No sabía dónde estaba pero al menos sabía que si el colectivo paró en ese lugar, es porque esa línea también tiene una parada para volver hacia el otro lado, el de mi casa. Entonces me digne a esperar. La calle estaba llena de autos y la vereda llena de gente. Pasaba un colectivo, pasaba otro. Se subía un grupo de personas, se bajaba otro. No sé cuánto tiempo estuve esperando. Estaba más atenta al colectivo que a la hora. Hasta que la naturaleza me dejó saber que ya era tarde. Había caído el sol y ya era de noche. ¿Desde cuando era de noche? ¿Hace cinco minutos me bajé del colectivo y ahora es de noche? ¿Cuánto tiempo habré estado esperando?. Nada me cuadraba. No entendía qué estaba sucediendo. Lo único que yo quería era volver a mi casa. Estaba cansada, había sido un día largo, y tenía muchas cosas que hacer. No podía perder más tiempo. 

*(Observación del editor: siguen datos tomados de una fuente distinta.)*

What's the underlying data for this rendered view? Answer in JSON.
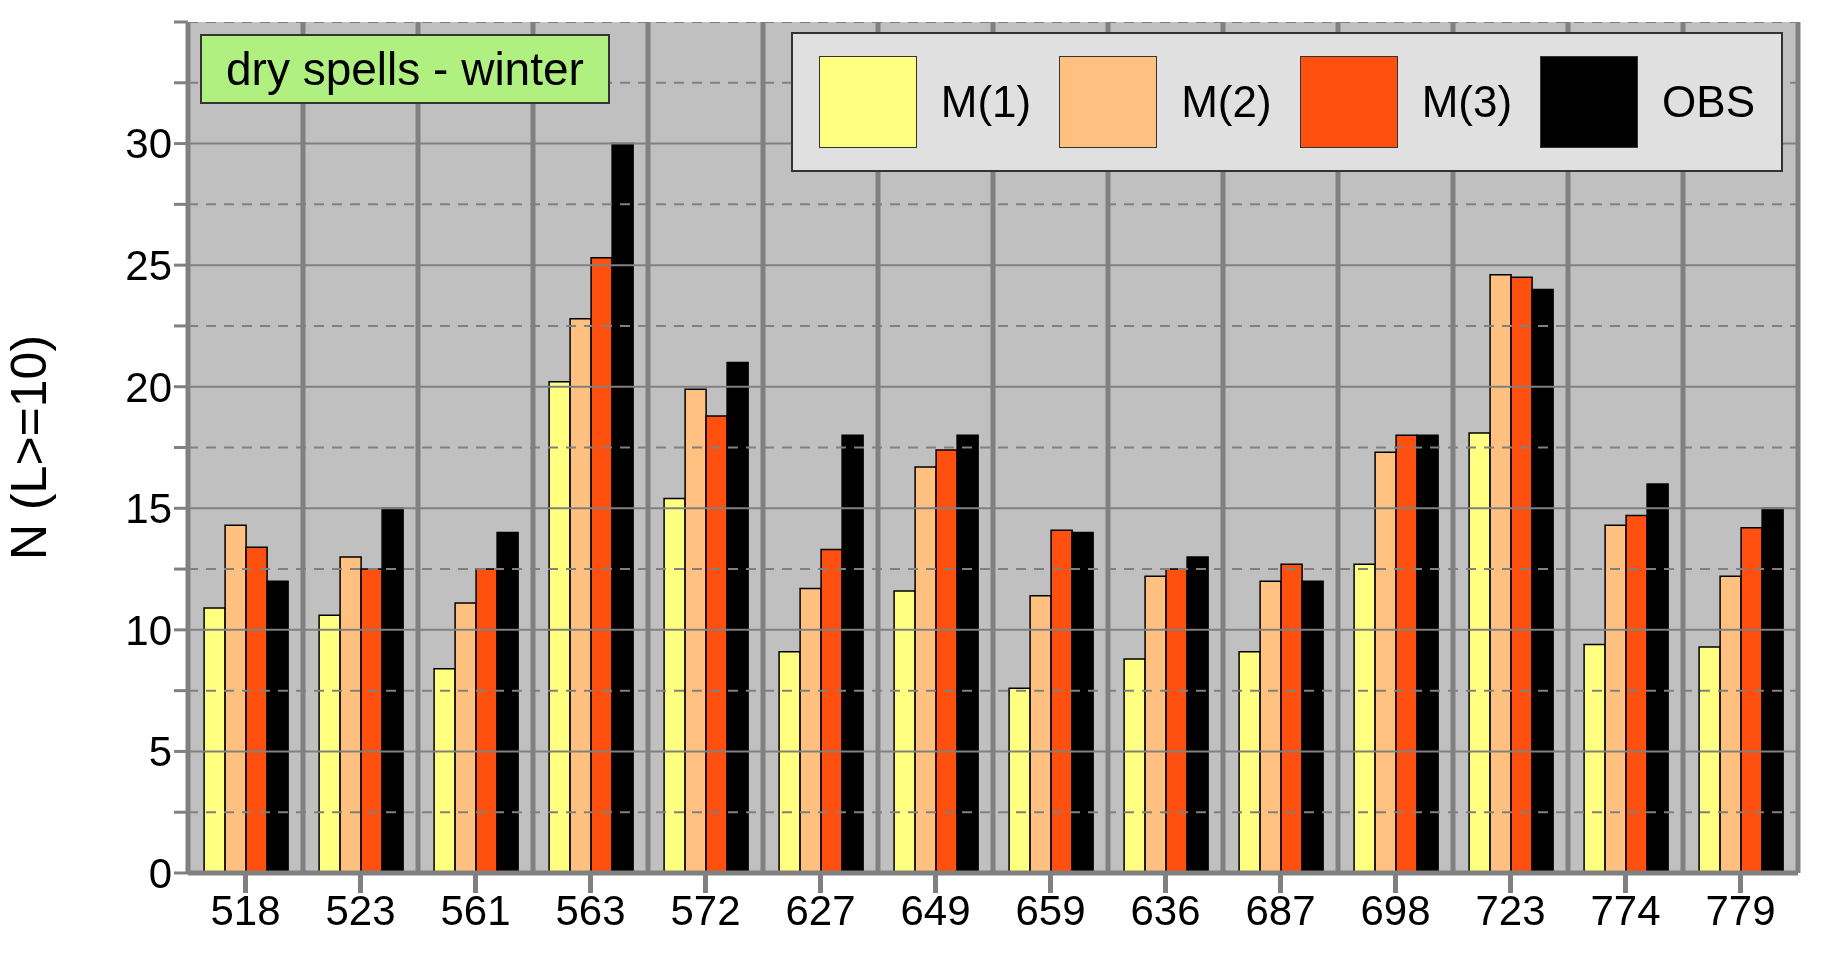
{
  "chart_data": {
    "type": "bar",
    "title": "dry spells - winter",
    "ylabel": "N (L>=10)",
    "categories": [
      "518",
      "523",
      "561",
      "563",
      "572",
      "627",
      "649",
      "659",
      "636",
      "687",
      "698",
      "723",
      "774",
      "779"
    ],
    "series": [
      {
        "name": "M(1)",
        "color": "#ffff80",
        "values": [
          10.9,
          10.6,
          8.4,
          20.2,
          15.4,
          9.1,
          11.6,
          7.6,
          8.8,
          9.1,
          12.7,
          18.1,
          9.4,
          9.3
        ]
      },
      {
        "name": "M(2)",
        "color": "#ffc080",
        "values": [
          14.3,
          13.0,
          11.1,
          22.8,
          19.9,
          11.7,
          16.7,
          11.4,
          12.2,
          12.0,
          17.3,
          24.6,
          14.3,
          12.2
        ]
      },
      {
        "name": "M(3)",
        "color": "#ff5010",
        "values": [
          13.4,
          12.5,
          12.5,
          25.3,
          18.8,
          13.3,
          17.4,
          14.1,
          12.5,
          12.7,
          18.0,
          24.5,
          14.7,
          14.2
        ]
      },
      {
        "name": "OBS",
        "color": "#000000",
        "values": [
          12,
          15,
          14,
          30,
          21,
          18,
          18,
          14,
          13,
          12,
          18,
          24,
          16,
          15
        ]
      }
    ],
    "ylim": [
      0,
      35
    ],
    "yticks": [
      0,
      {
        "value": 2.5,
        "label": null
      },
      5,
      {
        "value": 7.5,
        "label": null
      },
      10,
      {
        "value": 12.5,
        "label": null
      },
      15,
      {
        "value": 17.5,
        "label": null
      },
      20,
      {
        "value": 22.5,
        "label": null
      },
      25,
      {
        "value": 27.5,
        "label": null
      },
      30,
      {
        "value": 32.5,
        "label": null
      },
      {
        "value": 35,
        "label": null
      }
    ],
    "grid": true,
    "legend": "top right"
  }
}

Veía como todos los colectivos pasaban uno tras otro. El 322, el 332, el 323. Miles de personas bajando y subiendo como hormigas organizadas. Los bocinazos fuertes y agudos de los autos me retumbaban en los tímpanos. La luz brillante y blanca del poste que me penetraba la vista. Seguir esperando. En algún momento iba a llegar. Pero cada vez pasan menos colectivos, menos personas. Lentamente notaba como iban desapareciendo todos, seguro ellos ya estaban en sus casas, en donde tenían que estar. Por un momento me desespere. No sabía qué hacer. Cerré los ojos. Sentí como el viento de los últimos colectivos al pasar rozaban mi cara. Respire profundo. Cuando abrí los ojos, estaba sola. Ya no había autos, colectivos o personas. Solo se podía escuchar el silencio y la soledad que me invadía. El aire estaba estático. Y ahí me quedé, paciente, esperando al colectivo bajo la luz del poste que ahora era tenue, cálida, insuficiente para iluminar en tanta oscuridad.